Roses appear on a lot of album covers, but not often as the central image. Of these, honourable mention should go to Lana Del Rey’s 2015 album Honeymoon, which has the singer framed against a hedge of large, deep red blooms. Even more striking is the cover of Thin Lizzy’s 1979 album Black Rose, which shows an image of a deep purple flower spotted with red drops of what might well be blood.

Aside from the rose, probably the most common plant to be centre stage on an album cover is Cannabis sativa. Its appearance on a record indicates a countercultural sensibility in the music and brings together such wildly different musicians as Peter Tosh, one of the founding members of Bob Marley and the Wailers, and country legend Willie Nelson. Both musicians placed C. sativa on the covers of their albums; Nelson on his 2005 album Countryman and Tosh in 1976 with Legalize It, a message impossible to misunderstand.

Trees also feature frequently on album covers; they are quite often depicted as old and solitary, emerging from a washed-out, misty environment. Genesis’s 1976 album Wind and Wuthering is a good example of this, but no cover does it better than k.d. lang’s Hymns of the 49th Parallel from 2004: not only a moody tree but also a snowball in flight, courtesy of English photographer and sculptor Andy Goldsworthy.

No discussion of plants and music should ignore Stevie Wonder’s strange and experimental Journey Through “The Secret Life of Plants”. This album contains the soundtrack for a 1979 documentary based on the controversial book The Secret Life of Plants published six years earlier, in which Peter Tompkins and Christopher Bird consider evidence for such exotic phenomena as plant sentience and communication between plants and animals (including humans). The cover of Wonder’s album features a simple line drawing of a Hibiscus flower (Hibiscus rosa-sinensis).

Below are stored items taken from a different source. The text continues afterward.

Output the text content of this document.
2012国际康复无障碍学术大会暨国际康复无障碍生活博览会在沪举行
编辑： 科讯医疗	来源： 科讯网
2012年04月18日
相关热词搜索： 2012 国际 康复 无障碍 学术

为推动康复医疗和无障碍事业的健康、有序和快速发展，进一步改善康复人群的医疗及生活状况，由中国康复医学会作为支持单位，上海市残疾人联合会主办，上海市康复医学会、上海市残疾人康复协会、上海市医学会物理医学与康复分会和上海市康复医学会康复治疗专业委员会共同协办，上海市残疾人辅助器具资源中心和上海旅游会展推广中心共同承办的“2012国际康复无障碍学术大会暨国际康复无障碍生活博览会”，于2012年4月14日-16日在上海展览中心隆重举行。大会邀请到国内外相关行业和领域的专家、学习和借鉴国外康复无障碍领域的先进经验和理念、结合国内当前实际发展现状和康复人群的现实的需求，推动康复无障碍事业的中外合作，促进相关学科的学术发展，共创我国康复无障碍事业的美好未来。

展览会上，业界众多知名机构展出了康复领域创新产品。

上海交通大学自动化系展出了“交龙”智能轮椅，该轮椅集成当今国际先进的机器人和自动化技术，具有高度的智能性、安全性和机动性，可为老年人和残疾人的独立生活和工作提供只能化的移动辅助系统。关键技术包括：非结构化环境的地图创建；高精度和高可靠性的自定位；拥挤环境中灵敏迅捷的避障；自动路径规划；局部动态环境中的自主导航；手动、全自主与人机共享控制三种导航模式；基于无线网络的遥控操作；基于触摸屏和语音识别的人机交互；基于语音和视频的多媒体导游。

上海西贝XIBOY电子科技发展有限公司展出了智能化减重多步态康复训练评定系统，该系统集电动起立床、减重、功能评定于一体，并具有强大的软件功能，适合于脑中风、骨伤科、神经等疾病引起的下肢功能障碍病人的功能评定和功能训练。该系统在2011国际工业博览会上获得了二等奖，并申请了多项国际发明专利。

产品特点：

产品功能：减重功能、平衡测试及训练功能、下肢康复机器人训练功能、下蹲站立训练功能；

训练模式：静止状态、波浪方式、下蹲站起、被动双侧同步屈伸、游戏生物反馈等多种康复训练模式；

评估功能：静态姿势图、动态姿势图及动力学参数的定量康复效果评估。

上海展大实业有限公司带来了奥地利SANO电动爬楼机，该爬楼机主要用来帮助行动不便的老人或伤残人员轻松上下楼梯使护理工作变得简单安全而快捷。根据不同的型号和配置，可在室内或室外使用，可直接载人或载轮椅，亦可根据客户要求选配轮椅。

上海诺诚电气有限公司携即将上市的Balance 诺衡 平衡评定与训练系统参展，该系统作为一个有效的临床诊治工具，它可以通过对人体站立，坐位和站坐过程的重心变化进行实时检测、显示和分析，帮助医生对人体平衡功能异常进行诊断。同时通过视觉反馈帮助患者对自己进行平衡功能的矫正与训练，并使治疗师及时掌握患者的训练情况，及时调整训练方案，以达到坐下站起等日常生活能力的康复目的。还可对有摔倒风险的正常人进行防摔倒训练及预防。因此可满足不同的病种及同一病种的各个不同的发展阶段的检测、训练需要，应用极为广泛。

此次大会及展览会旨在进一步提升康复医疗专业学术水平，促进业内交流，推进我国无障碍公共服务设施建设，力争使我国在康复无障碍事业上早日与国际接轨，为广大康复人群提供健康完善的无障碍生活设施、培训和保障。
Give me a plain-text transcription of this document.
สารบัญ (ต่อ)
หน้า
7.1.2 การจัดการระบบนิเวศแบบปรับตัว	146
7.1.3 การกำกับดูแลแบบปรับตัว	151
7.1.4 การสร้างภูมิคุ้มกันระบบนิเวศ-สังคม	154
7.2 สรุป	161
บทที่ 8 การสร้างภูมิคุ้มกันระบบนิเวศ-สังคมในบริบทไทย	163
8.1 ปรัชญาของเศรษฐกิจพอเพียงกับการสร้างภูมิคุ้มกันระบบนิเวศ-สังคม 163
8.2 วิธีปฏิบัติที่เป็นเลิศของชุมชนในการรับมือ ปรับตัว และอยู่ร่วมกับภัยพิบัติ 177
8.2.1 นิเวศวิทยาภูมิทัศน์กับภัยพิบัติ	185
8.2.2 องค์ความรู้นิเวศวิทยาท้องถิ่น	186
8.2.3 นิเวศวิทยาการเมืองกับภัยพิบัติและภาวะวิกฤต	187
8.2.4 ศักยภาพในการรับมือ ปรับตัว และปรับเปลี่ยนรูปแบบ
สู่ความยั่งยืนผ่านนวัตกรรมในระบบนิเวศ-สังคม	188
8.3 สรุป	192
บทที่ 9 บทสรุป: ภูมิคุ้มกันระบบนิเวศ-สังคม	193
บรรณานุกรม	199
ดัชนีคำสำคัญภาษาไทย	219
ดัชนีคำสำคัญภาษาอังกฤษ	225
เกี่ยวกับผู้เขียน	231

Although covers of journals, like those of music records, have lost much of their prominence with the rise of digital media, Nature Plants and the other Nature Portfolio journals understand their value and will continue to expend energy and skill on making them things of beauty. We much prefer to use original images that are directly connected to the studies presented in our pages and therefore thank all the authors who have proposed striking pictures from their work. Please keep sending them to us! With your help, our covers can display the beauty of plant science for many issues to come.